Five Signs Your Document Management Needs a Tune-up

Document management tune up

Every business manages documents. Whether you use a file cabinet, an overstuffed hard drive or a cloud-based server farm, in one way or another, document management is a big piece of every business that can — and should — be operated with maximum efficiency.

Here are five telltale signs that a business has a suboptimal system for document management.

1. You Still Have "Data Entry" Personnel

Data entry costs

If you have an employee who spends more than a few minutes a day manually entering data from invoices, purchase orders and expense reports — you should consider scanning and digitizing all that paperwork. Document scanners and software can automatically recognize names, addresses, invoice numbers and amounts, and flow the data straight into most financial applications.

* Source: Coopers and Lybrand Study


2. You Are Paying to Store Paper

Whether you have files on site in rows of filing cabinets, in boxes at a storage area or professionally archived by a third party, you are paying to hold on to paper. At three square feet per letter-sized file cabinet, you're probably paying way too much.
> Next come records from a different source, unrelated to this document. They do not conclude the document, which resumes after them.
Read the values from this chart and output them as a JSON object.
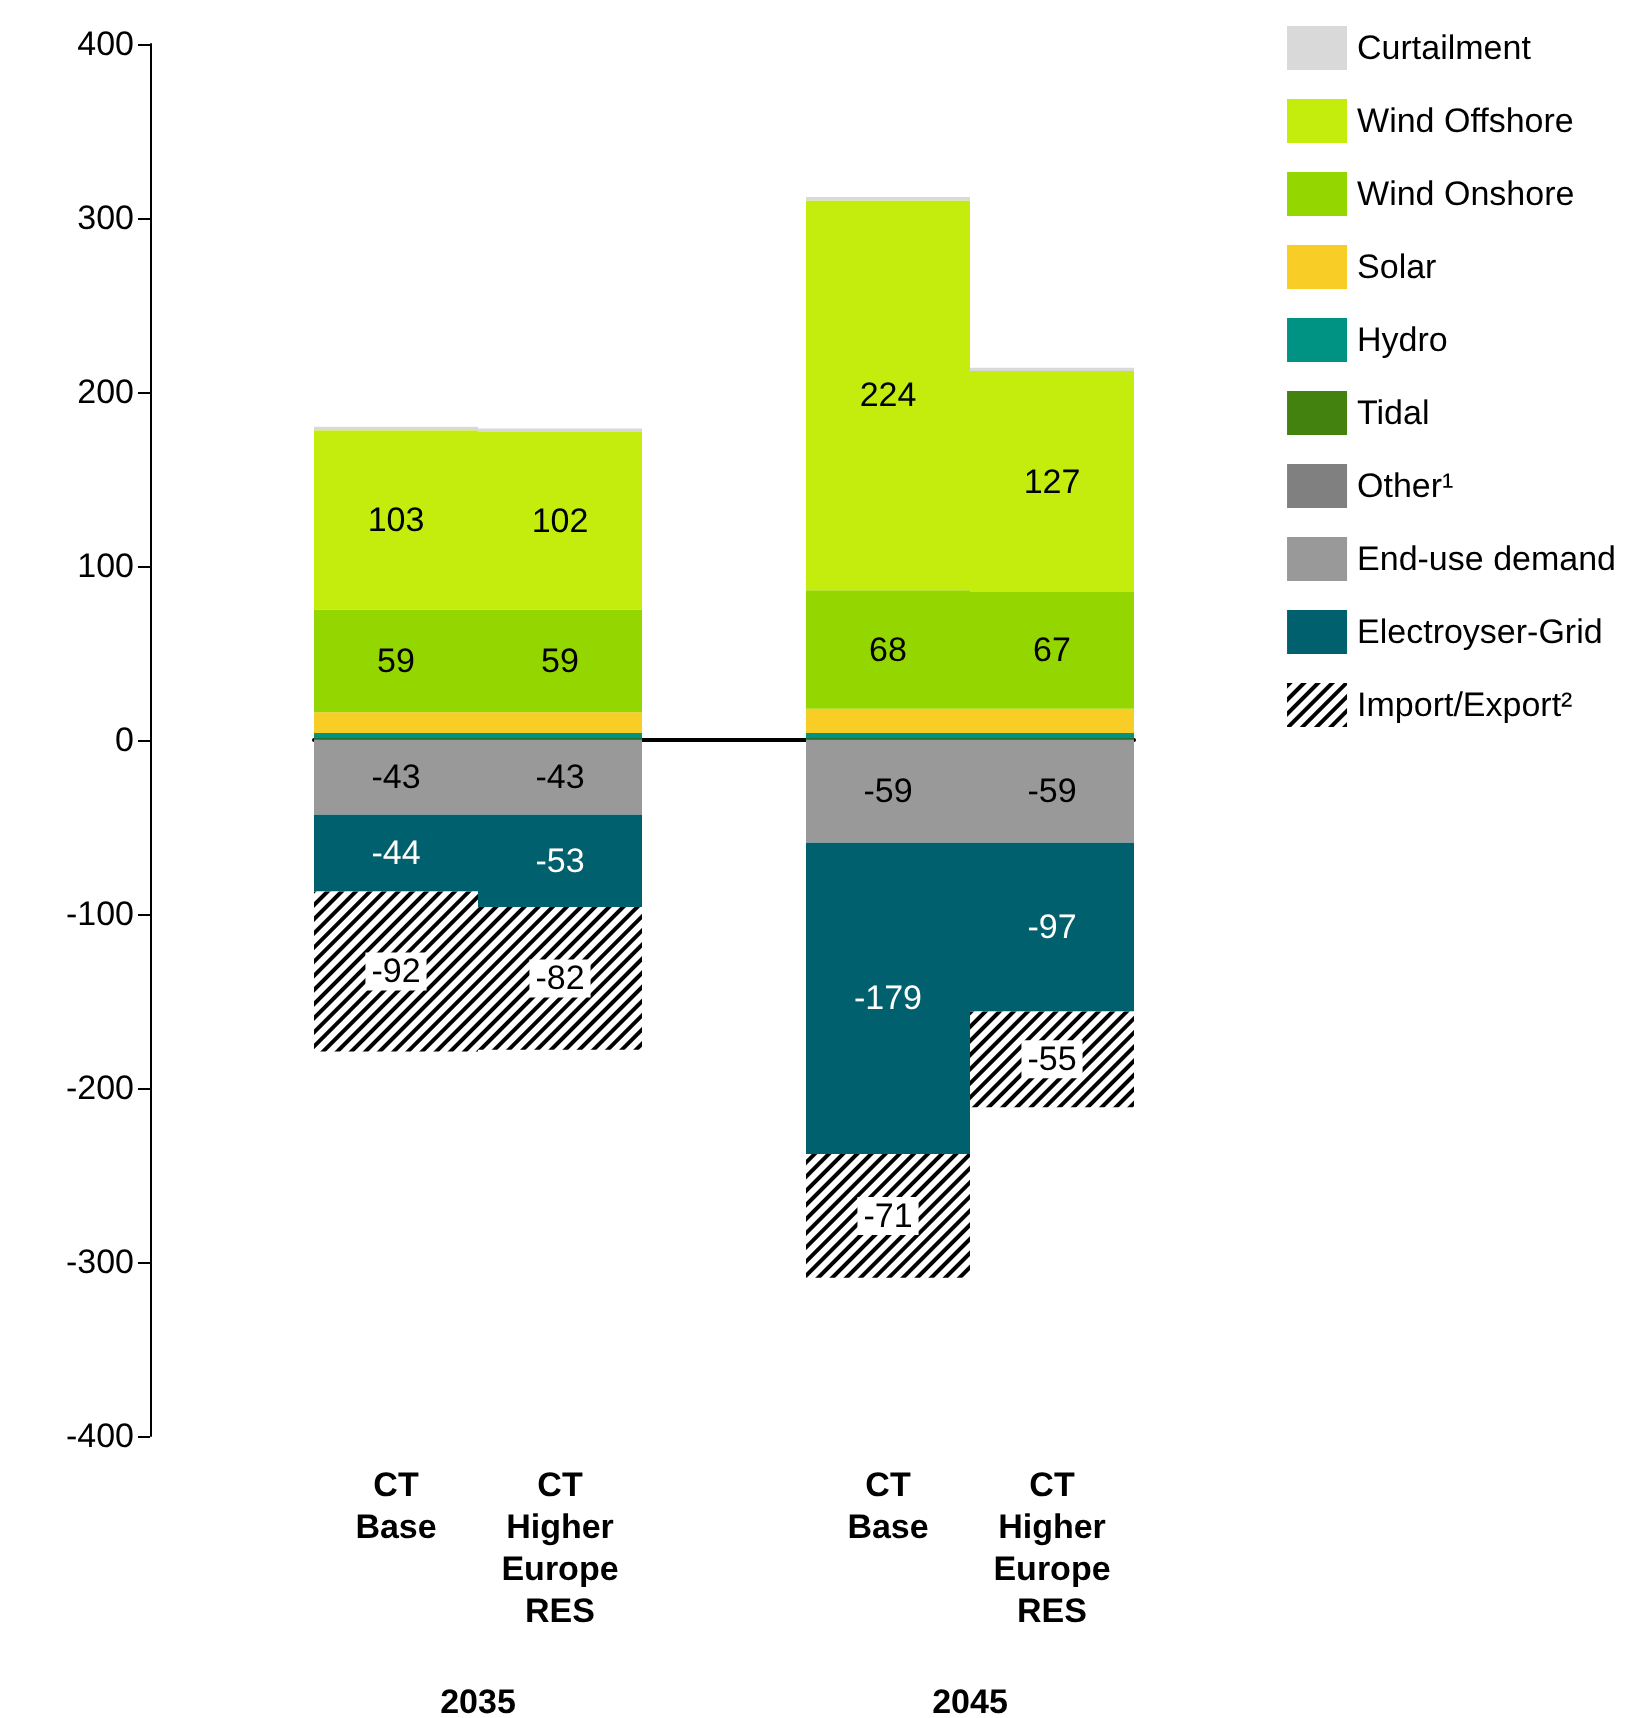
{
  "chart_data": {
    "type": "bar",
    "stacked": true,
    "categories": [
      "CT\nBase",
      "CT\nHigher\nEurope\nRES",
      null,
      "CT\nBase",
      "CT\nHigher\nEurope\nRES"
    ],
    "annotations": [
      "2035",
      "2045"
    ],
    "ylim": [
      -400,
      400
    ],
    "yticks": [
      -400,
      -300,
      -200,
      -100,
      0,
      100,
      200,
      300,
      400
    ],
    "legend": "right",
    "series": [
      {
        "name": "Tidal",
        "color": "#43820f",
        "values": [
          1,
          1,
          null,
          1,
          1
        ]
      },
      {
        "name": "Hydro",
        "color": "#009384",
        "values": [
          3,
          3,
          null,
          3,
          3
        ]
      },
      {
        "name": "Solar",
        "color": "#f8cd25",
        "values": [
          12,
          12,
          null,
          14,
          14
        ]
      },
      {
        "name": "Wind Onshore",
        "color": "#94d600",
        "values": [
          59,
          59,
          null,
          68,
          67
        ],
        "value_labels": [
          "59",
          "59",
          null,
          "68",
          "67"
        ]
      },
      {
        "name": "Wind Offshore",
        "color": "#c4ec0d",
        "values": [
          103,
          102,
          null,
          224,
          127
        ],
        "value_labels": [
          "103",
          "102",
          null,
          "224",
          "127"
        ]
      },
      {
        "name": "Curtailment",
        "color": "#d9d9d9",
        "values": [
          2,
          2,
          null,
          2,
          2
        ]
      },
      {
        "name": "Other¹",
        "color": "#808080",
        "values": [
          null,
          null,
          null,
          null,
          null
        ]
      },
      {
        "name": "End-use demand",
        "color": "#999999",
        "values": [
          -43,
          -43,
          null,
          -59,
          -59
        ],
        "value_labels": [
          "-43",
          "-43",
          null,
          "-59",
          "-59"
        ]
      },
      {
        "name": "Electroyser-Grid",
        "color": "#00606e",
        "values": [
          -44,
          -53,
          null,
          -179,
          -97
        ],
        "value_labels": [
          "-44",
          "-53",
          null,
          "-179",
          "-97"
        ]
      },
      {
        "name": "Import/Export²",
        "color": "#000000",
        "values": [
          -92,
          -82,
          null,
          -71,
          -55
        ],
        "value_labels": [
          "-92",
          "-82",
          null,
          "-71",
          "-55"
        ]
      }
    ]
  }
}
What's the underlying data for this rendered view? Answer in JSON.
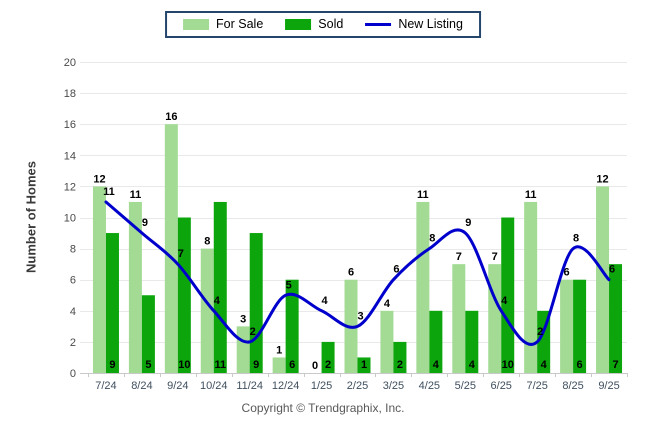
{
  "legend": {
    "border_color": "#24466B",
    "items": [
      {
        "label": "For Sale",
        "swatch": "bar",
        "color": "#A3DB95"
      },
      {
        "label": "Sold",
        "swatch": "bar",
        "color": "#0CA50C"
      },
      {
        "label": "New Listing",
        "swatch": "line",
        "color": "#0000CC"
      }
    ]
  },
  "y_axis": {
    "title": "Number of Homes"
  },
  "footer": {
    "copyright": "Copyright © Trendgraphix, Inc."
  },
  "chart_data": {
    "type": "bar",
    "title": "",
    "categories": [
      "7/24",
      "8/24",
      "9/24",
      "10/24",
      "11/24",
      "12/24",
      "1/25",
      "2/25",
      "3/25",
      "4/25",
      "5/25",
      "6/25",
      "7/25",
      "8/25",
      "9/25"
    ],
    "series": [
      {
        "name": "For Sale",
        "type": "bar",
        "color": "#A3DB95",
        "values": [
          12,
          11,
          16,
          8,
          3,
          1,
          0,
          6,
          4,
          11,
          7,
          7,
          11,
          6,
          12
        ]
      },
      {
        "name": "Sold",
        "type": "bar",
        "color": "#0CA50C",
        "values": [
          9,
          5,
          10,
          11,
          9,
          6,
          2,
          1,
          2,
          4,
          4,
          10,
          4,
          6,
          7
        ]
      },
      {
        "name": "New Listing",
        "type": "line",
        "color": "#0000CC",
        "values": [
          11,
          9,
          7,
          4,
          2,
          5,
          4,
          3,
          6,
          8,
          9,
          4,
          2,
          8,
          6
        ]
      }
    ],
    "xlabel": "",
    "ylabel": "Number of Homes",
    "ylim": [
      0,
      20
    ],
    "yticks": [
      0,
      2,
      4,
      6,
      8,
      10,
      12,
      14,
      16,
      18,
      20
    ],
    "grid": true,
    "legend_position": "top",
    "colors": {
      "grid": "#E9E9E9",
      "axis": "#C9C9C9",
      "tick_label": "#4A4A4A",
      "x_label": "#3F4F5F",
      "value_label": "#000000",
      "background": "#FFFFFF"
    }
  }
}
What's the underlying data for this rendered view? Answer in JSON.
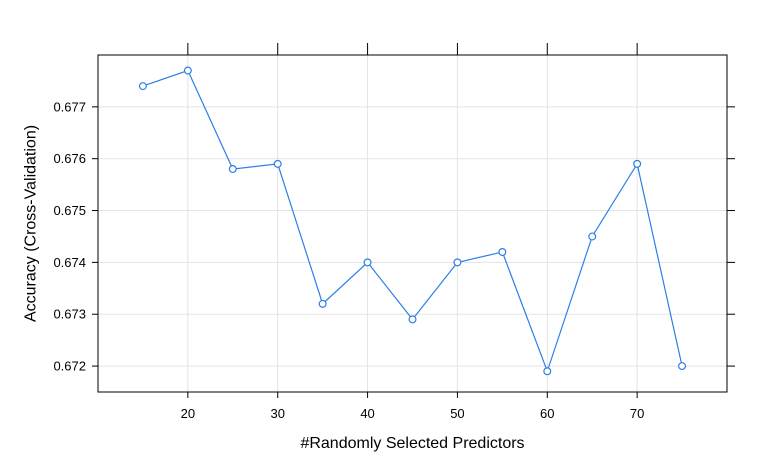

You Are Paying to Store Paper

3. It Takes More than 5 Minutes to Retrieve a Document

Once your archives are digital, finding a document is a simple keyword search. Unlike paper files, you can search by names, dates, keywords or associated terms. Even if you don't have a precise record number or name, you can still find what you're looking for.

More than 5 Minutes
More than 5 Minutes to Retrieve a Document

* Source: Coopers and Lybrand Study

4. Files on Your Server are Named and Organized by Hand

Whether you’re scanning to file or creating and saving files from applications, relying on hand-curated naming conventions and file structures is a risky and expensive proposition. Humans — even the most conscientious of us — rarely follow naming and indexing rules 100% of the time. Plus, most OS-based file structures don’t make good use of metadata, which is crucial for finding things quickly.

Document management software solves both problems and delivers a whole host of tools that improve efficiency. Scan-to-file jobs go straight to the right folders and people, based on the rules you set up. Workflow — including trafficking, assignments and approvals — is baked into the file and filing structure. Every step is programmatic, traceable and clear.

5. Document Security Involves Turning an Actual Metal Key

Paper feels secure, especially after you read a few stories about hackers making off with critical data. However, a file folder of papers is actually far less secure than a well-encrypted hard drive. The paper itself can be destroyed by fire or water. Getting the data is as easy as breaking a lock or, more commonly, borrowing the file from someone’s desk for a quick photocopy or picture.

It costs $120 in labour to recreate a lost document (If it can be recreated)


Digital content can outlast paper and be protected. Cloud-based servers feature robust encryption and built-in redundancy. If you need even more security, store your data on multiple, encrypted hard drives or flash drives and place them in several secure locations like a safety deposit box or vault. No hacker can touch a file that isn’t connected to network.